Facebook per combattere l'incitamento all'odio negli annunci, la repressione degli elettori

L'amministratore delegato di Facebook Mark Zuckerberg ha affermato che il social network cambierà diverse politiche di moderazione dei contenuti dopo che un certo numero di importanti inserzionisti si è impegnato a boicottare l'azienda. In una grande inversione di tendenza, Zuckerberg ha affermato che la società vieterà l'incitamento all'odio nelle pubblicità a pagamento sulla piattaforma e inizierà a reprimere i post dannosi di personaggi pubblici.

Zuckerberg ha rivelato i cambiamenti in un video e un post su Facebook, in cui il CEO ha affermato che il social network "proibisce una categoria più ampia di contenuti odiosi negli annunci".

"In particolare, stiamo espandendo le nostre norme sugli annunci per vietare le affermazioni secondo cui persone di una specifica razza, etnia, origine nazionale, appartenenza religiosa, casta, orientamento sessuale, identità di genere o stato di immigrazione rappresentano una minaccia per la sicurezza fisica, la salute o la sopravvivenza di altri. Stiamo anche ampliando le nostre politiche per proteggere meglio immigrati, migranti, rifugiati e richiedenti asilo da annunci che suggeriscono che questi gruppi sono inferiori o che esprimono disprezzo, licenziamento o disgusto nei loro confronti ".

Zuckerberg ha anche affermato che Facebook inizierà a etichettare i contenuti lasciati sulla piattaforma anche se violano le politiche di moderazione quando sono ritenuti degni di nota. L'amministratore delegato, tuttavia, ha chiarito che non ci sarà alcuna esenzione per i post che incitano alla violenza o sopprimono il voto: tali contenuti verranno rimossi, anche se detto da un politico o da un funzionario governativo.

Altre modifiche in arrivo su Facebook includono la creazione di un Centro informazioni sul voto che condividerà le informazioni sul voto e misure aggiuntive per combattere la soppressione degli elettori come la rapida rimozione di false affermazioni sulle condizioni di votazione nelle 72 ore precedenti il ​​giorno delle elezioni e il divieto di post che falsamente affermano che gli agenti dell'ICE stanno ispezionando i documenti di immigrazione.

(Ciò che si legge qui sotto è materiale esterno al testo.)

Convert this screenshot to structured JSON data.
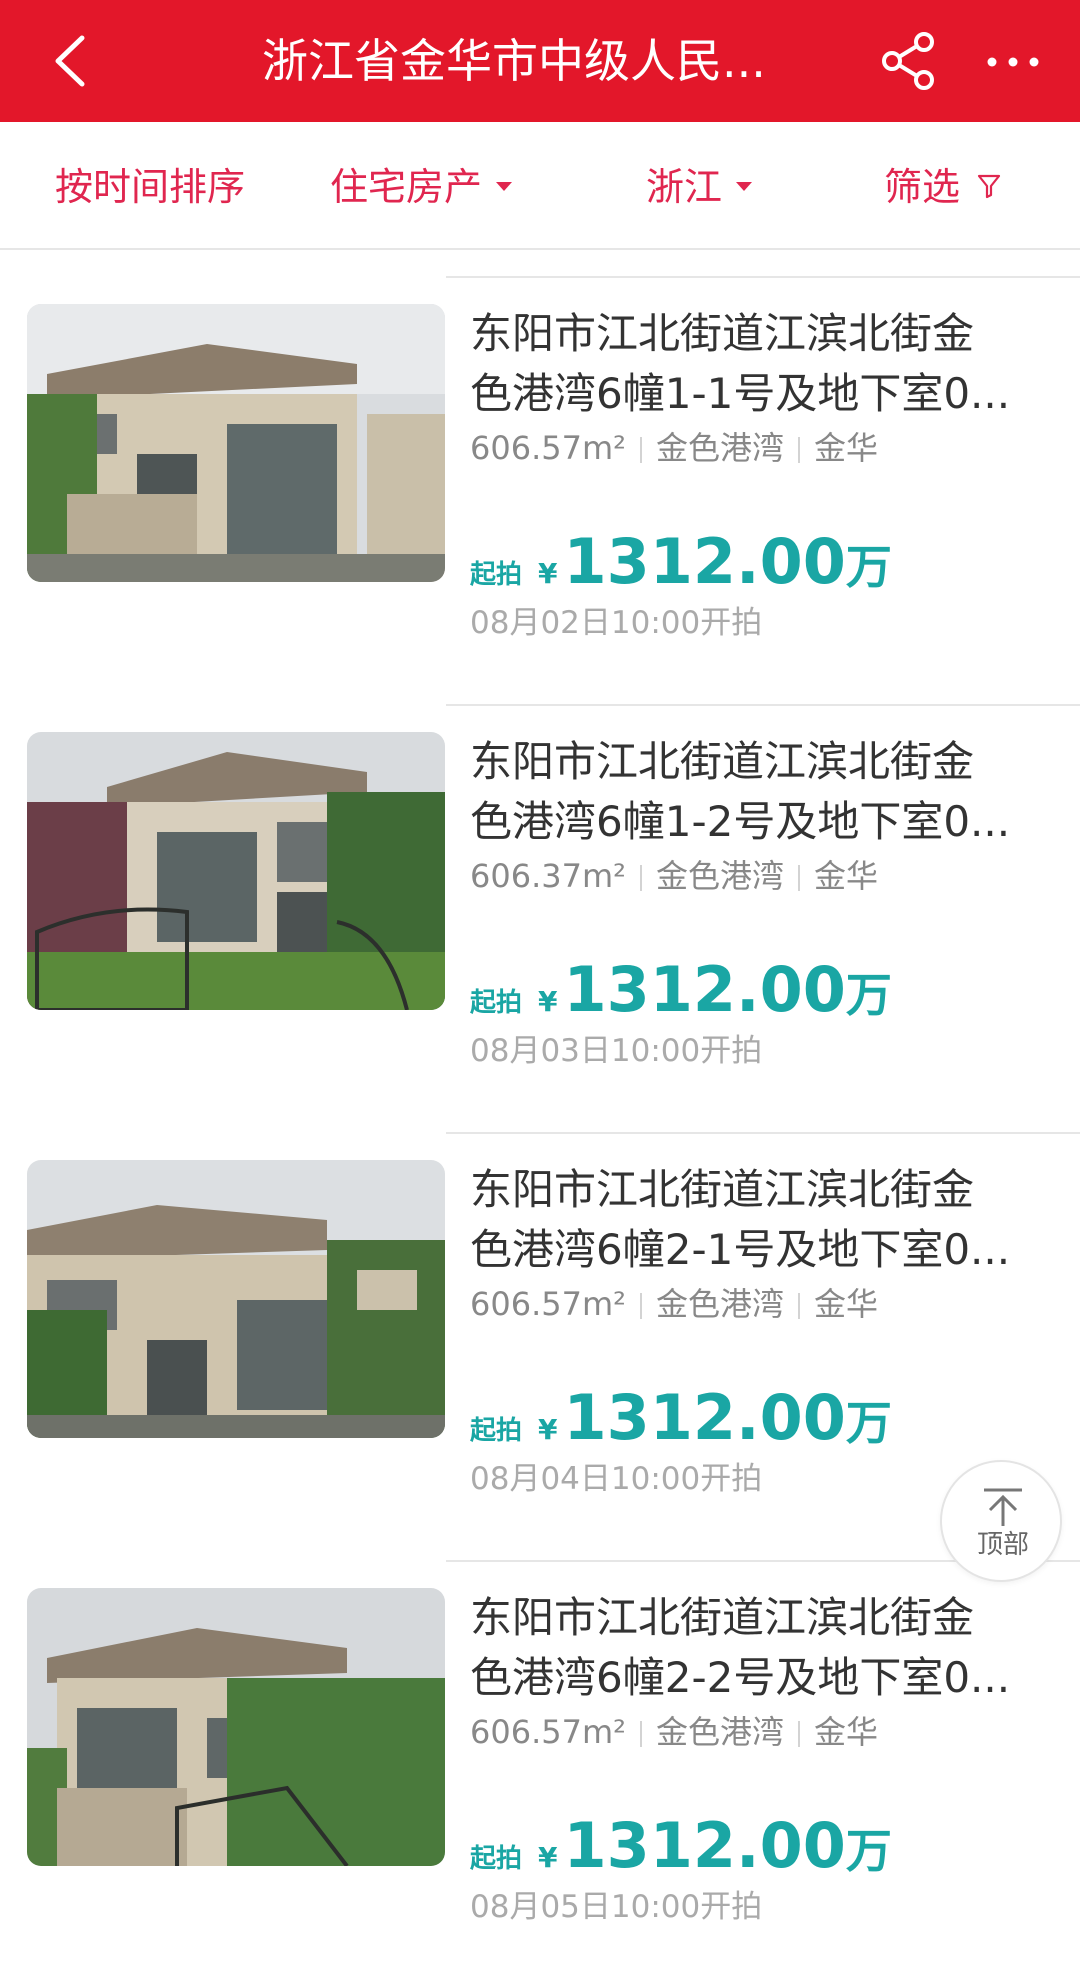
{
  "header": {
    "title": "浙江省金华市中级人民...",
    "back_icon": "chevron-left-icon",
    "share_icon": "share-icon",
    "more_icon": "more-dots-icon",
    "color": "#e3172a"
  },
  "filters": {
    "sort": "按时间排序",
    "type": "住宅房产",
    "region": "浙江",
    "filter": "筛选"
  },
  "listings": [
    {
      "title_line1": "东阳市江北街道江滨北街金",
      "title_line2": "色港湾6幢1-1号及地下室0...",
      "area": "606.57m²",
      "community": "金色港湾",
      "city": "金华",
      "start_label": "起拍",
      "currency": "¥",
      "price": "1312.00",
      "unit": "万",
      "time": "08月02日10:00开拍"
    },
    {
      "title_line1": "东阳市江北街道江滨北街金",
      "title_line2": "色港湾6幢1-2号及地下室0...",
      "area": "606.37m²",
      "community": "金色港湾",
      "city": "金华",
      "start_label": "起拍",
      "currency": "¥",
      "price": "1312.00",
      "unit": "万",
      "time": "08月03日10:00开拍"
    },
    {
      "title_line1": "东阳市江北街道江滨北街金",
      "title_line2": "色港湾6幢2-1号及地下室0...",
      "area": "606.57m²",
      "community": "金色港湾",
      "city": "金华",
      "start_label": "起拍",
      "currency": "¥",
      "price": "1312.00",
      "unit": "万",
      "time": "08月04日10:00开拍"
    },
    {
      "title_line1": "东阳市江北街道江滨北街金",
      "title_line2": "色港湾6幢2-2号及地下室0...",
      "area": "606.57m²",
      "community": "金色港湾",
      "city": "金华",
      "start_label": "起拍",
      "currency": "¥",
      "price": "1312.00",
      "unit": "万",
      "time": "08月05日10:00开拍"
    }
  ],
  "to_top": {
    "label": "顶部",
    "icon": "arrow-up-icon"
  },
  "colors": {
    "accent": "#e0264f",
    "price": "#1aa6a4",
    "header": "#e3172a"
  }
}
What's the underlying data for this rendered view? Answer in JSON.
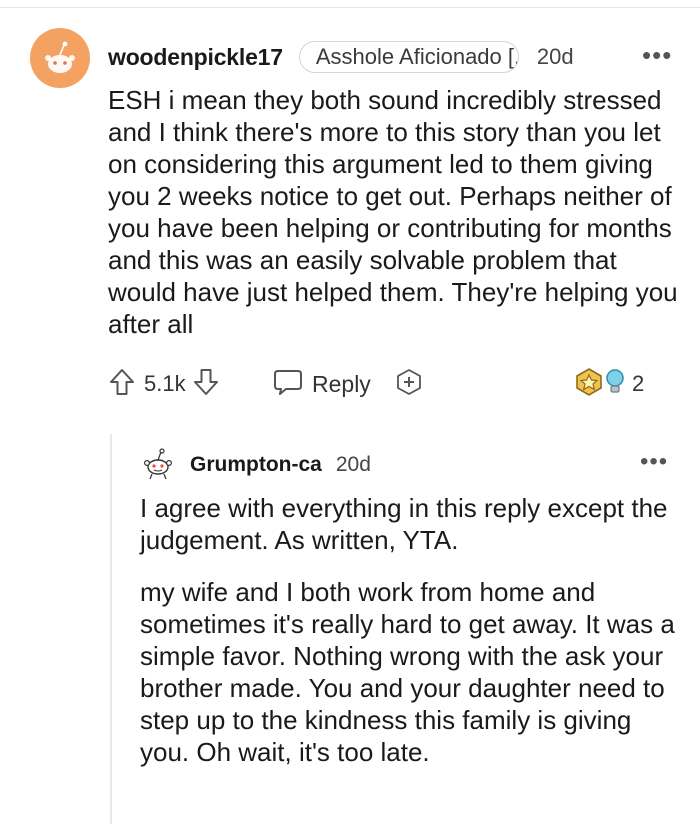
{
  "comment": {
    "username": "woodenpickle17",
    "flair": "Asshole Aficionado [...",
    "age": "20d",
    "body": "ESH i mean they both sound incredibly stressed and I think there's more to this story than you let on considering this argument led to them giving you 2 weeks notice to get out. Perhaps neither of you have been helping or contributing for months and this was an easily solvable problem that would have just helped them. They're helping you after all",
    "score": "5.1k",
    "reply_label": "Reply",
    "award_count": "2",
    "icons": {
      "avatar": "snoo-avatar-orange",
      "upvote": "upvote-arrow-icon",
      "downvote": "downvote-arrow-icon",
      "reply": "speech-bubble-icon",
      "add_award": "plus-circle-icon",
      "awards": [
        "gold-award-icon",
        "helpful-bulb-icon"
      ],
      "more": "ellipsis-icon"
    }
  },
  "reply": {
    "username": "Grumpton-ca",
    "age": "20d",
    "paragraphs": [
      "I agree with everything in this reply except the judgement. As written, YTA.",
      "my wife and I both work from home and sometimes it's really hard to get away. It was a simple favor. Nothing wrong with the ask your brother made. You and your daughter need to step up to the kindness this family is giving you. Oh wait, it's too late."
    ],
    "icons": {
      "avatar": "snoo-avatar-white",
      "more": "ellipsis-icon"
    }
  },
  "colors": {
    "avatar_bg": "#f4a261",
    "thread_line": "#e8e8e8",
    "flair_border": "#d5d5d5",
    "text": "#1a1a1b"
  }
}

Boicottaggio degli inserzionisti di Facebook

I cambiamenti seguono il più grande boicottaggio pubblicitario di Facebook, a causa di come ha gestito il post del presidente Donald Trump sulle proteste di Minneapolis innescate dall'omicidio di George Floyd, che è stato bloccato ed etichettato su Twitter per "glorificare la violenza". All'epoca, Facebook si rifiutò di etichettare o rimuovere lo stesso post sulla pagina Facebook di Trump. Zuckerberg ha difeso personalmente la decisione in più occasioni.

La campagna, ufficialmente intitolata Stop Hate for Profit, richiede che il social network "affronti il ​​razzismo attraverso le loro piattaforme".

Unilever e Verizon sono tra i principali marchi che hanno ritirato pubblicità dal social network, unendosi al gelatiere Ben & Jerry's, alla società di produzione Magnolia Pictures e ai rivenditori Eddie Bauer, REI, Patagonia e The North Face, tra molti altri.